Mitochondrial DNA (mtDNA) is a circular molecule containing 16569 bases. The numbering system starts at an arbitrary point in the middle of the D-loop (displacement loop, a section where the two DNA strands in the double helix spread apart during replication of the molecule). This region is sometimes called the control region (due to its role in promoting replication), in distinction from the coding region. Because the control region is not responsible for producing proteins, mutations can accumulate without obvious adverse effects.

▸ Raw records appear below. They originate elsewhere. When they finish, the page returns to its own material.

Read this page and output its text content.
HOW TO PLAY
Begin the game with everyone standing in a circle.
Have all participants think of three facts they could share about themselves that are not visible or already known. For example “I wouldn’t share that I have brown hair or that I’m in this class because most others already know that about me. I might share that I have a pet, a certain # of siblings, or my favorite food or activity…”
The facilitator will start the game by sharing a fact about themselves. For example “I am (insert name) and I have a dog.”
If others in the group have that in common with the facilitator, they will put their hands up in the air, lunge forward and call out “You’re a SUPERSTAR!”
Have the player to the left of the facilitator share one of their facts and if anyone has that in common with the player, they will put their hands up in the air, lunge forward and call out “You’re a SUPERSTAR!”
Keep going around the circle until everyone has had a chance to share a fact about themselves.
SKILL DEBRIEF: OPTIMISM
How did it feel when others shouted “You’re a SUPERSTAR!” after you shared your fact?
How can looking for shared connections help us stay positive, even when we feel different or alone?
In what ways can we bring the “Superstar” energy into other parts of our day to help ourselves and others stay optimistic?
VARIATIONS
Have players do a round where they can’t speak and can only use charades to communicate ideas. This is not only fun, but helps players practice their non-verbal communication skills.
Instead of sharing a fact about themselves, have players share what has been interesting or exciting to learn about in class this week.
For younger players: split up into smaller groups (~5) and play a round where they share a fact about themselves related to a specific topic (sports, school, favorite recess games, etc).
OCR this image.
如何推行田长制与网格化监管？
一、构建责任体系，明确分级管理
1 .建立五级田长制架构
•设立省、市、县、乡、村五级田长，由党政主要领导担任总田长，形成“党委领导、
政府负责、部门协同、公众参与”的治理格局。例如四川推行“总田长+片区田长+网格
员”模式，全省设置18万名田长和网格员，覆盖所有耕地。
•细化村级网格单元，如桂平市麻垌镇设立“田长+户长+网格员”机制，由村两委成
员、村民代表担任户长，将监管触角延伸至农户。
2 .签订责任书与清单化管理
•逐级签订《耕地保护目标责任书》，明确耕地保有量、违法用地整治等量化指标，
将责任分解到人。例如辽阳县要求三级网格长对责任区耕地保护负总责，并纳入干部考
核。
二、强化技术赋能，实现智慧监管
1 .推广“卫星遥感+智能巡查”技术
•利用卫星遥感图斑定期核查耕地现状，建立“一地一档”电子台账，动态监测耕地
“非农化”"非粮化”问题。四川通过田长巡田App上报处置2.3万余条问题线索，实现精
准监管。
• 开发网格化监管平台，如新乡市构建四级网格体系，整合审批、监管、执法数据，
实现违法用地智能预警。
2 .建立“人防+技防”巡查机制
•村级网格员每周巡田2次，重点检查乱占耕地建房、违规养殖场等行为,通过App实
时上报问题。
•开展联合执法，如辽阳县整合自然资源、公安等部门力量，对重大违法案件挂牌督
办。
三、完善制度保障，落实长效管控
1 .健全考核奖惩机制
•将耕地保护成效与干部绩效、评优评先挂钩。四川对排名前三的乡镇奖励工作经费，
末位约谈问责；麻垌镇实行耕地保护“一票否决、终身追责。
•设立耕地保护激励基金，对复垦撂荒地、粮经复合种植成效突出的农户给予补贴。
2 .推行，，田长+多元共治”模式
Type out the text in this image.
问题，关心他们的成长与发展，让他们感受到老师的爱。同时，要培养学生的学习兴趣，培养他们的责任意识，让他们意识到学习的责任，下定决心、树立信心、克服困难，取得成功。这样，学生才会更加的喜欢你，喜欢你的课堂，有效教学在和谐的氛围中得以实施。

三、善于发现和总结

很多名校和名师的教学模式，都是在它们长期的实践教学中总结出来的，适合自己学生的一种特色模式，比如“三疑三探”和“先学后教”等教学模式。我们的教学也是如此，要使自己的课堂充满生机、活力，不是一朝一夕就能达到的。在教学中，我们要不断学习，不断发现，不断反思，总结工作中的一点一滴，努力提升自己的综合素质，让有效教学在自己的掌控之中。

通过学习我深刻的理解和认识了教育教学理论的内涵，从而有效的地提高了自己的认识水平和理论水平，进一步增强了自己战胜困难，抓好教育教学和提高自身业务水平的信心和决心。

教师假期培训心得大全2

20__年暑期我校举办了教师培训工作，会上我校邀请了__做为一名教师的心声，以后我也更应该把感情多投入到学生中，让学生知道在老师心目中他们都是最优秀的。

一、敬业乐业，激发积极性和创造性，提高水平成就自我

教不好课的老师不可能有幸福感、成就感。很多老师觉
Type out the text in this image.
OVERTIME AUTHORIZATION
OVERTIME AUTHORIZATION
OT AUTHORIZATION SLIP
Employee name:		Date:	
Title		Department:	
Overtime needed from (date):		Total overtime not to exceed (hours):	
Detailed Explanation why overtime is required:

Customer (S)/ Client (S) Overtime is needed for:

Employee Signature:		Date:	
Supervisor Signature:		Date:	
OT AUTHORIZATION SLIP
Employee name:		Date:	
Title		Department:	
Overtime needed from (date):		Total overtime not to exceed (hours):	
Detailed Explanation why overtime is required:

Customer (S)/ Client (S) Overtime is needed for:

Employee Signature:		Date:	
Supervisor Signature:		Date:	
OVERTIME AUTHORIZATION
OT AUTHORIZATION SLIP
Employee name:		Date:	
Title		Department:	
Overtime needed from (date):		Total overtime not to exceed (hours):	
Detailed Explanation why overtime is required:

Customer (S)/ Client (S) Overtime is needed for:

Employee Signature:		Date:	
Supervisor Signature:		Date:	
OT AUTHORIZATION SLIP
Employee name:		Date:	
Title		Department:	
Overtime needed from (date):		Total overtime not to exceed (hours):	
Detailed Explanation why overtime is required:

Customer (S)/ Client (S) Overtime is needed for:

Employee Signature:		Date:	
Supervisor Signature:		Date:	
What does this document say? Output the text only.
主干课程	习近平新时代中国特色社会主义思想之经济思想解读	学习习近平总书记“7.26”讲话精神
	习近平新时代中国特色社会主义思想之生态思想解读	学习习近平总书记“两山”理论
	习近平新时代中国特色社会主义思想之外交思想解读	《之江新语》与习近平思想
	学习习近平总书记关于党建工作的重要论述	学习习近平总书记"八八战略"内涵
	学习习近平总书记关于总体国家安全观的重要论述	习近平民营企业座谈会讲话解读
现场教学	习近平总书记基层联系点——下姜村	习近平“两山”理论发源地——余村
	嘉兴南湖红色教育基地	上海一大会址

The control region covers base positions 16024 through 16569 and continues around the circle to include bases 1 through 575.

 

Early research on the control region identified three sections with a particularly high percentage of polymorphic loci: Hypervariable Region 1 (26%, with 88 polymorphic positions in the section covering bases 16024-16365), Hypervariable Region 2 (24%, with 65 polymorphic positions in the section 73-340), and a somewhat less concentrated Hypervariable Region 3 (18%, with 25 polymorphic sites in the section 437-574). Only about 6% of the remaining bases in the control region had been observed to vary (Lutz 1997). By good fortune, the classical definitions for HVR1 and HVR2 covered a range convenient for sequencing studies, which can handle only a few hundred bases at a time. Much of the early research was confined to the most productive portion, HVR1. (Today, HVR1 and HVR2 are often used somewhat more loosely to include mutations in the region 16001-16569 and 1 to 575 respectively.)

 

As sequencing technology improved and the range expanded to include more bases, one locus in particular, 16519C, made numerous appearances on the GENEALOGY-DNA mailing list, as subscribers reported the results they had obtained from Family Tree DNA or Relative Genetics, commercial companies that included more than the classical HVR1 region. One person would announce that he was in Haplogroup K and had a mutation at 16159C. Another person would chime in, saying that she was Haplogroup T, but she had the same mutation. Reports from people in Haplogroup H were almost comically reminiscent of fractious children arguing “Do so!  Do not!  Do so!  Do not!” as one person would announce his mutation at 16519C and another would declare that she didn’t have it.

 

This same observation had already confounded researchers who attempted to construct network diagrams or phylogenetic trees, designed to show the relationship between haplogroups as they diverged from mitochondrial Eve. These graphical techniques cluster similar HVR results together, yet 16519C would pop up here and there in branches that were only distantly related. Connecting all the points that matched on 16519C would result in a maze of criss-crossing lines (a reticulation). Many authors (Finnila 2001, Kivisild 2002, Macauley 1999) have explicitly ignored this locus, sometimes sounding mildly vexed when they could construct a network diagram “free of reticulations” only when 16519C was excluded (Maca-Meyer 2001). Later studies confirmed the ubiquitous appearance of 16519C in additional populations, intruding on multiple branches of phylogenetic trees for African and Asian samples (Allard 2004, Allard 2005).

 

This erratic behavior has some compensatory advantages in forensic applications, however. Mitochondrial DNA can sometimes be used to identify remains of individuals recovered from old military operations or mass graves. Although many mtDNA haplotypes are quite rare, a few are moderately common. Coble (2004a) investigated the eighteen most common haplotypes in the classical HVR1/HVR2 range, collectively accounting for 21% of a set of European samples. His approach focused on coding region differences to discriminate similar samples, but he noted that both 16519C and 16519T could be found in nine of the eighteen common haplotypes.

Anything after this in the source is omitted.